Over the last two decades, the CCP has developed an intricate mass surveillance system to monitor the Chinese people, imprisoned millions of religious believers, and imposed its dictatorship over the former British colony of Hong Kong. It has also militarized the disputed South China Sea, despite explicit promises made to the Obama administration that it would not do so. 

Yellen’s January comments, made at the Asian Financial Forum in Hong Kong, criticized the lack of progress Trump’s negotiations had produced in lowering tensions with the PRC. Noting that the administration’s tariffs were to remain in place, she said that the “phase one” deal would have little tangible effect. 

The prospect of deepening disagreement between the world’s two largest economies seemed to perturb Yellen, who highlighted the conflict in tech cooperation that has only intensified following her comments. 

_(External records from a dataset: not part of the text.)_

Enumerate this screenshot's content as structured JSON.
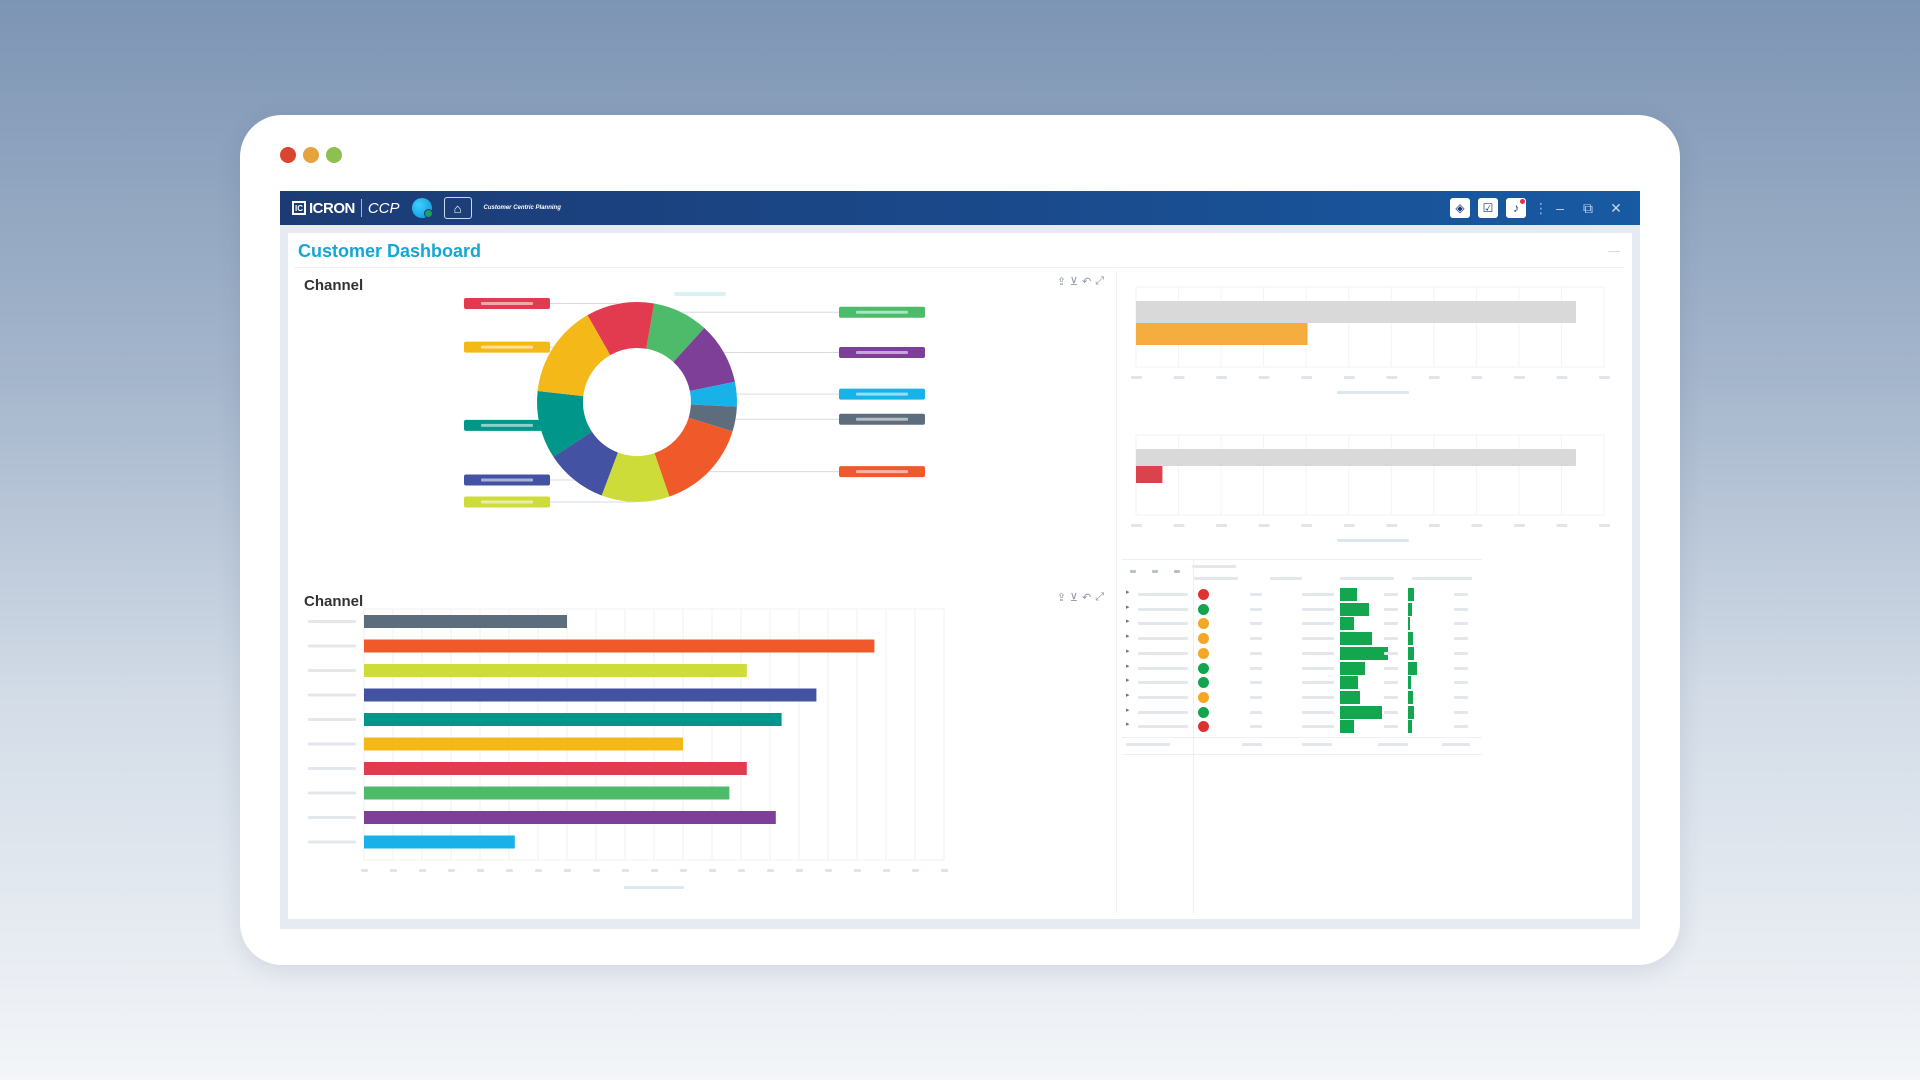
{
  "window": {
    "traffic_colors": [
      "#d9452f",
      "#e3a33e",
      "#8cc152"
    ]
  },
  "topbar": {
    "logo_mark": "IC",
    "brand": "ICRON",
    "product": "CCP",
    "module": "Customer Centric Planning",
    "icons": [
      "globe-icon",
      "home-icon",
      "layers-icon",
      "task-check-icon",
      "bell-icon",
      "kebab-icon",
      "minimize-icon",
      "restore-icon",
      "close-icon"
    ],
    "win_minimize": "–",
    "win_restore": "⧉",
    "win_close": "✕"
  },
  "page": {
    "title": "Customer Dashboard"
  },
  "donut_panel": {
    "title": "Channel"
  },
  "bar_panel": {
    "title": "Channel"
  },
  "chart_data": [
    {
      "type": "pie",
      "variant": "donut",
      "title": "Channel",
      "labels_visible": false,
      "values": [
        0.11,
        0.09,
        0.1,
        0.04,
        0.04,
        0.15,
        0.11,
        0.1,
        0.11,
        0.15
      ],
      "colors": [
        "#e23a4f",
        "#4dbb6a",
        "#7d3f98",
        "#19b2e8",
        "#5d6d7e",
        "#f05a2a",
        "#cddc39",
        "#4352a3",
        "#00968a",
        "#f5b819"
      ]
    },
    {
      "type": "bar",
      "orientation": "horizontal",
      "title": "Channel",
      "labels_visible": false,
      "values": [
        35,
        88,
        66,
        78,
        72,
        55,
        66,
        63,
        71,
        26
      ],
      "colors": [
        "#5d6d7e",
        "#f05a2a",
        "#cddc39",
        "#4352a3",
        "#00968a",
        "#f5b819",
        "#e23a4f",
        "#4dbb6a",
        "#7d3f98",
        "#19b2e8"
      ],
      "xlim": [
        0,
        100
      ],
      "grid": true
    },
    {
      "type": "bar",
      "orientation": "horizontal",
      "labels_visible": false,
      "series": [
        {
          "color": "#d9d9d9",
          "values": [
            100
          ]
        },
        {
          "color": "#f6ad3f",
          "values": [
            39
          ]
        }
      ],
      "grid": true
    },
    {
      "type": "bar",
      "orientation": "horizontal",
      "labels_visible": false,
      "series": [
        {
          "color": "#d9d9d9",
          "values": [
            100
          ]
        },
        {
          "color": "#d9434c",
          "values": [
            6
          ]
        }
      ],
      "grid": true
    }
  ],
  "table": {
    "labels_visible": false,
    "status_colors": {
      "red": "#e03131",
      "green": "#14a44d",
      "orange": "#f5a623"
    },
    "rows": [
      {
        "status": "red",
        "bar1": 0.28,
        "bar2": 0.55
      },
      {
        "status": "green",
        "bar1": 0.55,
        "bar2": 0.25
      },
      {
        "status": "orange",
        "bar1": 0.22,
        "bar2": 0.0
      },
      {
        "status": "orange",
        "bar1": 0.6,
        "bar2": 0.4
      },
      {
        "status": "orange",
        "bar1": 0.95,
        "bar2": 0.5
      },
      {
        "status": "green",
        "bar1": 0.45,
        "bar2": 0.85
      },
      {
        "status": "green",
        "bar1": 0.3,
        "bar2": 0.1
      },
      {
        "status": "orange",
        "bar1": 0.35,
        "bar2": 0.4
      },
      {
        "status": "green",
        "bar1": 0.82,
        "bar2": 0.45
      },
      {
        "status": "red",
        "bar1": 0.22,
        "bar2": 0.3
      }
    ]
  }
}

“These issues are going to be quite difficult to deal with and will have very significant consequences for the global economy,” she said.

“Technologies developed in one place of the world need to be and can be applied throughout the world, and become the base for further progress of technological innovation,” Yellen said. 

“Losing those synergies” would be a regrettable loss; “I hope we will not go there.” 

On Jan. 20, days after the signing of the U.S.-China trade deal, the CCP admitted that COVID-19, which emerged in the central Chinese city of Wuhan in late 2019, was spreading among humans. The pandemic has since killed more than one million people, paralyzed global supply chains, and caused employment crises around the world.